O motorista respondeu de forma literal, acreditando que o cliente queria saber se havia balas à venda no veículo, prática comum entre condutores que adaptam os carros para comercializar produtos durante as corridas.
Diante da resposta, o passageiro afirmou que se tratava de um “código” e tentou explicar melhor por ligação, que foi recusada. Em seguida, enviou novas mensagens insinuando que pagaria a corrida normalmente e acrescentaria o valor extra, “por fora”.
O motorista conta que só depois entendeu o real sentido da abordagem. O “código do halls” é uma expressão com conotação sexual, que insinua a prática de sexo oral com o motorista. Assim que percebeu do que se tratava, cancelou a corrida.

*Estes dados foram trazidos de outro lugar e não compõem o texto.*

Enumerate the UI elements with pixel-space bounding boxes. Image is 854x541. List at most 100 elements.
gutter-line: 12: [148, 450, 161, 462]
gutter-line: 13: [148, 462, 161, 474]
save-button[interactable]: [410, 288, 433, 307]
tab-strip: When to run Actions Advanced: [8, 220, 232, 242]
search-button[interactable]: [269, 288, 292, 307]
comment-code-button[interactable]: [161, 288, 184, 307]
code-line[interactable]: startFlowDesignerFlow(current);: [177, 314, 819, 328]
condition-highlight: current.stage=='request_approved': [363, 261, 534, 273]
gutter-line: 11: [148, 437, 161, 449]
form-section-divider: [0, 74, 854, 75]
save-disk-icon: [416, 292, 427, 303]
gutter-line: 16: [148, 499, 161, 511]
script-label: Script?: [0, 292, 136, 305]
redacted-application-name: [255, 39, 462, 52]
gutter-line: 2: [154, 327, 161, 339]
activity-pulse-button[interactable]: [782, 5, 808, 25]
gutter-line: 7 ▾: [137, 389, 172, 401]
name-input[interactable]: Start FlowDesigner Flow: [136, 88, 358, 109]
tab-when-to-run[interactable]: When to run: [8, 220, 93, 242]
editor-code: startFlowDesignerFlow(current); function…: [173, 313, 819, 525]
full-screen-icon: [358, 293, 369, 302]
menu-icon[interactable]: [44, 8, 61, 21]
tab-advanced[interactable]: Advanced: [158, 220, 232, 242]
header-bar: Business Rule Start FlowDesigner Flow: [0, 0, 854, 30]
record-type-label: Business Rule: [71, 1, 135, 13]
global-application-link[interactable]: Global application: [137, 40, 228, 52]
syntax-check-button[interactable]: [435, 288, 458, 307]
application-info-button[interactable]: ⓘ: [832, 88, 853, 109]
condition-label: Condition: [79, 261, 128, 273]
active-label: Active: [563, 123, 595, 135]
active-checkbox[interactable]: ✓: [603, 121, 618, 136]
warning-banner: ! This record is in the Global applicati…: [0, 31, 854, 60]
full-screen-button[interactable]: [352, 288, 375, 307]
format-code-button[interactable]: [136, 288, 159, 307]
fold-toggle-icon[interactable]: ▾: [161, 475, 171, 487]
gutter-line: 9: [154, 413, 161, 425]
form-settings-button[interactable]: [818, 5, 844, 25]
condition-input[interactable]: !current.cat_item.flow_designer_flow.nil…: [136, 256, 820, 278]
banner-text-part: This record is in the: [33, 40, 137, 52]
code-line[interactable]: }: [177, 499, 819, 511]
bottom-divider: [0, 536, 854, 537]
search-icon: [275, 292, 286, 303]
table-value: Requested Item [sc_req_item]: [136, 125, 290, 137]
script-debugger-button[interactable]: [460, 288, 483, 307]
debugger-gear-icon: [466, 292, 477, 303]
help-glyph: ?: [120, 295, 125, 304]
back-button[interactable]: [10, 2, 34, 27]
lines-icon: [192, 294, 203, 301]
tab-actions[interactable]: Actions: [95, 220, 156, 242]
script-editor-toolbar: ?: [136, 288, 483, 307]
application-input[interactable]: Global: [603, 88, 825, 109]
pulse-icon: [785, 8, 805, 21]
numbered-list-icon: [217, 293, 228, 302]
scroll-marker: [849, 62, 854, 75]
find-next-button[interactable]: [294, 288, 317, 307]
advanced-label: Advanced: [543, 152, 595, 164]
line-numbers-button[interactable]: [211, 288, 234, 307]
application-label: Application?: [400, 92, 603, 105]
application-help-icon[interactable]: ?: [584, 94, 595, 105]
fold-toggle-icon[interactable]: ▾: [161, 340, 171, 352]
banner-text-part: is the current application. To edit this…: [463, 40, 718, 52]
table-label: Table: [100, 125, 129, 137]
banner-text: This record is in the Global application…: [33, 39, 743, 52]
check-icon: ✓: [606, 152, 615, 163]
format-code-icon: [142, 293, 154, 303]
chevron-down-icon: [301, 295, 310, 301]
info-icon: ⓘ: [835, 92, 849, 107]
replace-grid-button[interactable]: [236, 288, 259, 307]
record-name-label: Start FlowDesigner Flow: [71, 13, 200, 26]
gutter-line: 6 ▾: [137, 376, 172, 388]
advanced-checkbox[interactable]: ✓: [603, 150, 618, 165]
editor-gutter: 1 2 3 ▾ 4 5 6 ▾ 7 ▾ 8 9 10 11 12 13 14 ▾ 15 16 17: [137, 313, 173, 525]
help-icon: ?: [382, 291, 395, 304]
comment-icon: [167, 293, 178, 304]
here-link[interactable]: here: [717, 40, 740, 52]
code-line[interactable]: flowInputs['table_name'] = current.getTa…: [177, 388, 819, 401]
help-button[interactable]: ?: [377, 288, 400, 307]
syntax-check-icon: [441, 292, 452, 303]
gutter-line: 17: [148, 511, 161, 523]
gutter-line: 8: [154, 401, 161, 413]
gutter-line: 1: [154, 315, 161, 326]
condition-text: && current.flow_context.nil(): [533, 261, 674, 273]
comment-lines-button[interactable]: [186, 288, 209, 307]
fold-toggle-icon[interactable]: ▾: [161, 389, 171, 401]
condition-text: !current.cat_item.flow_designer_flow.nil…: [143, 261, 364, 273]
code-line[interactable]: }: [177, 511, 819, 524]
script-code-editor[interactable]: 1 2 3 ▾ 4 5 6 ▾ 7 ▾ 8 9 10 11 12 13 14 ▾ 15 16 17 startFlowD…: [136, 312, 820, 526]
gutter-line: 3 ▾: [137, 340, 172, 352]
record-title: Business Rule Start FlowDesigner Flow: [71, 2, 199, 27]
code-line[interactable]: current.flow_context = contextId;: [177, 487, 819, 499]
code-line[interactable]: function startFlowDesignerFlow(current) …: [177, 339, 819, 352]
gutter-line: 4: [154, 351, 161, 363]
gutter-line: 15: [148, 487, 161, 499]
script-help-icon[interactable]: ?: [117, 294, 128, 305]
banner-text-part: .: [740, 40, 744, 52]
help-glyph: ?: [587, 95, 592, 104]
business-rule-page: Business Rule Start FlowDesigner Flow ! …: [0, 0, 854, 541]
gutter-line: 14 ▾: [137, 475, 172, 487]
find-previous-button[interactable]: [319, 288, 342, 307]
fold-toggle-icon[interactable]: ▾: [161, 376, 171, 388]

O motorista gravou um vídeo, onde relata todo o ocorrido. Segundo ele, o passageiro foi insistente e chegou a dizer que não era homossexual, que era casado. Após expor o caso, o motorista afirmou ter recebido mensagens de outros profissionais relatando abordagens semelhantes feitas pelo mesmo passageiro.
Na legenda da publicação, o condutor criticou a plataforma por não oferecer uma opção clara de denúncia por assédio direcionada a motoristas. Segundo ele, a única alternativa disponível é cancelar a corrida, sem um canal específico para registrar esse tipo de comportamento.
A plataforma indicou que, ainda na tela de cancelamento, há o botão de ajuda que direciona o solicitante para a Central de Atendimento, onde é possível denunciar atitudes impróprias, independentemente se realizadas pelo motorista ou passageiro.